Israeli forces unleashed heavy strikes on Gaza City on Wednesday ahead of a planned takeover, killing 123 people in the past 24 hours, according to the Gaza Health Ministry, as Hamas held new talks with Egyptian mediators.
It was the enclave’s deadliest day in a week, adding to the staggering toll from a nearly two-year war that has devastated the territory’s 2.3 million residents.
Israeli Prime Minister Benjamin Netanyahu again promoted a proposal – also championed by U.S. President Donald Trump – that Palestinians should be allowed to leave Gaza. “They’re not being pushed out; they’ll be allowed to exit,” Netanyahu told Israel’s i24NEWS. “Those who claim to care about the Palestinians should open their gates and stop lecturing us.”
The idea has drawn condemnation from Arab states and many global leaders, who say it amounts to mass displacement.
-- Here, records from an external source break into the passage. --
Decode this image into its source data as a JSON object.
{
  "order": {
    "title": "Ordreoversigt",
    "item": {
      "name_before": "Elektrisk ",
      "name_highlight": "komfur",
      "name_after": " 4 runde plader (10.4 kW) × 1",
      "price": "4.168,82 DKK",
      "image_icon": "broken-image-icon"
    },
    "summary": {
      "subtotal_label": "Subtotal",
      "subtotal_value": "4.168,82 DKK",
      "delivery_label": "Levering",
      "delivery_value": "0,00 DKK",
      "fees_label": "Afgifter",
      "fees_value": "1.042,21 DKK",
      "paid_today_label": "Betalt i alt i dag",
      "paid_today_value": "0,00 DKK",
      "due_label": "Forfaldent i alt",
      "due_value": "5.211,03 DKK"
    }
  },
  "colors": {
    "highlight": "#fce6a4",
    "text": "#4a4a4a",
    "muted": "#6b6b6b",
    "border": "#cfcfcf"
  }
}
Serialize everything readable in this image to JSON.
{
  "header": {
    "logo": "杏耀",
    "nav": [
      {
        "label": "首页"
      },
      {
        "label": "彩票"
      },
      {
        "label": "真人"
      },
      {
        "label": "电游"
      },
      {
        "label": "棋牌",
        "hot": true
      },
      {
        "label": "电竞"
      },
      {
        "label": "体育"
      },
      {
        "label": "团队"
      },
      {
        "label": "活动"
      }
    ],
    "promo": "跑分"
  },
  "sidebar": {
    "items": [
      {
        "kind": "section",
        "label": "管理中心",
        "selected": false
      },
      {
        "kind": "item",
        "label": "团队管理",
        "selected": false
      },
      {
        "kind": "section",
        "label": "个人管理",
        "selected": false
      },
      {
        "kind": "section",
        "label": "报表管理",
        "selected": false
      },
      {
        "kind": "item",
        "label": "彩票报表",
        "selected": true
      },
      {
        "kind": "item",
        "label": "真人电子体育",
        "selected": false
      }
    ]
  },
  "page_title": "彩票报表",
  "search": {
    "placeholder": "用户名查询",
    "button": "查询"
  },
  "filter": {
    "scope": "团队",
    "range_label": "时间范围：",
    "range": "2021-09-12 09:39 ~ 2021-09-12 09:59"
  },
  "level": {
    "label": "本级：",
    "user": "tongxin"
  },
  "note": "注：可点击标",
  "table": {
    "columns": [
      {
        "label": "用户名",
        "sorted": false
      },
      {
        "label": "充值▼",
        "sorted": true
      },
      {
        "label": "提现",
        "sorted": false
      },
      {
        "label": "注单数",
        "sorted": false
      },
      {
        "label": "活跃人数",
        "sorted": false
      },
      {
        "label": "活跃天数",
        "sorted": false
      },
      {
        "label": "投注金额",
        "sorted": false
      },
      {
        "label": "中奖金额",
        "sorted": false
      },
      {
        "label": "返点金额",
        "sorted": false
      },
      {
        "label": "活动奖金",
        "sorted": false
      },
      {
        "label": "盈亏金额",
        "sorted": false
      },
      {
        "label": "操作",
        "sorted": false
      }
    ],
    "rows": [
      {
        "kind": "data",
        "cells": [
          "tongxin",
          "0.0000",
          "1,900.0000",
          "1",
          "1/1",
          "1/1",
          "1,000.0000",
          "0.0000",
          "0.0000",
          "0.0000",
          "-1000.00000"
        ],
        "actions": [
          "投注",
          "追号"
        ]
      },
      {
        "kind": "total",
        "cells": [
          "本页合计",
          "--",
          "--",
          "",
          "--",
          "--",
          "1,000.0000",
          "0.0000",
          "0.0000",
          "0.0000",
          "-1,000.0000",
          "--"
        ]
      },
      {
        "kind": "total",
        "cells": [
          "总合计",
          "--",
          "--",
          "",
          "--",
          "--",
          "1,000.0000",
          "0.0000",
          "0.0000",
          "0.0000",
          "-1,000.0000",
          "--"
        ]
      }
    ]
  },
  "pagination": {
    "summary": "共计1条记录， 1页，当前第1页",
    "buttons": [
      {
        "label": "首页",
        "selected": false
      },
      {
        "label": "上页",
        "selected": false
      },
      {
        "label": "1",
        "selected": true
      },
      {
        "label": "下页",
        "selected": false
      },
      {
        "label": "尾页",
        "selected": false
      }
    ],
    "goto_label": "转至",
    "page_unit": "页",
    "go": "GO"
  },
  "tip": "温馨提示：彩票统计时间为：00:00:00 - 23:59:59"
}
Palestinians warn it would mirror the 1948 Nakba – the “catastrophe” in which hundreds of thousands were forced from their homes during the Arab-Israeli war.
Israel’s planned re-seizure of Gaza City – which it took in the early days of the war before withdrawing – is likely weeks away, officials said.
That means a cease-fire is still possible, though talks have faltered and fighting continues.
Israeli planes and tanks bombed eastern areas of Gaza City heavily, residents said, with many homes destroyed in the Zeitoun and Shejaia neighborhoods overnight. Al-Ahli Hospital said 12 people were killed in an airstrike on a home in Zeitoun.
Tanks also destroyed several houses in the east of Khan Younis in southern Gaza, while in the center of the territory, Israeli gunfire killed nine aid-seekers in two separate incidents, Palestinian medics said. The Israeli military did not comment.
Eight more people, including three children, have died of starvation and malnutrition in Gaza in the past 24 hours, the territory’s health ministry said. That brought the total to 235, including 106 children, since the war began.
Israel disputes the malnutrition and hunger figures reported by the health ministry in the Hamas-run enclave.
Hamas chief negotiator Khalil al-Hayya’s meetings with Egyptian officials in Cairo on Wednesday focused on stopping the war, delivering aid and “ending the suffering of our people in Gaza,” Hamas official Taher al-Nono said in a statement.
Egyptian security sources said the talks would also discuss the possibility of a comprehensive cease-fire that would see Hamas relinquish governance in Gaza and surrender its weapons.
A Hamas official told Reuters the group was open to all ideas if Israel ends the war and withdraws.
However, “Laying down arms before the occupation is dismissed is impossible,” the official, who asked not to be named, told Reuters.
Netanyahu’s plan to expand military control over Gaza, which Israeli sources said could be launched in October, has heightened global outcry over the widespread devastation, displacement and hunger in the enclave.
About half of Gaza’s residents live in the Gaza City area.
Foreign ministers of 24 countries, including Britain, Canada, Australia, France and Japan, said this week the humanitarian crisis in Gaza had reached “unimaginable levels” and urged Israel to allow unrestricted aid.
Israel denies responsibility for hunger, accusing Hamas of stealing aid. It says it has taken steps to increase deliveries, including daily combat pauses in some areas and protected routes for aid convoys.
The Israeli military said Wednesday that nearly 320 trucks entered Gaza through the Kerem Shalom and Zikim crossings and that nearly 320 more were collected and distributed by the U.N. and international organizations in the past 24 hours, along with three tankers of fuel and 97 pallets of air-dropped aid.
The U.N. and Palestinians say aid entering Gaza remains far from sufficient.
The war began Oct. 7, 2023, following Hamas' incursion into southern Israel, killing 1,200 people and taking 251 hostages, according to Israeli figures.
Israel’s offensive against Hamas in Gaza since then has killed more than 61,000 Palestinians, according to local health officials.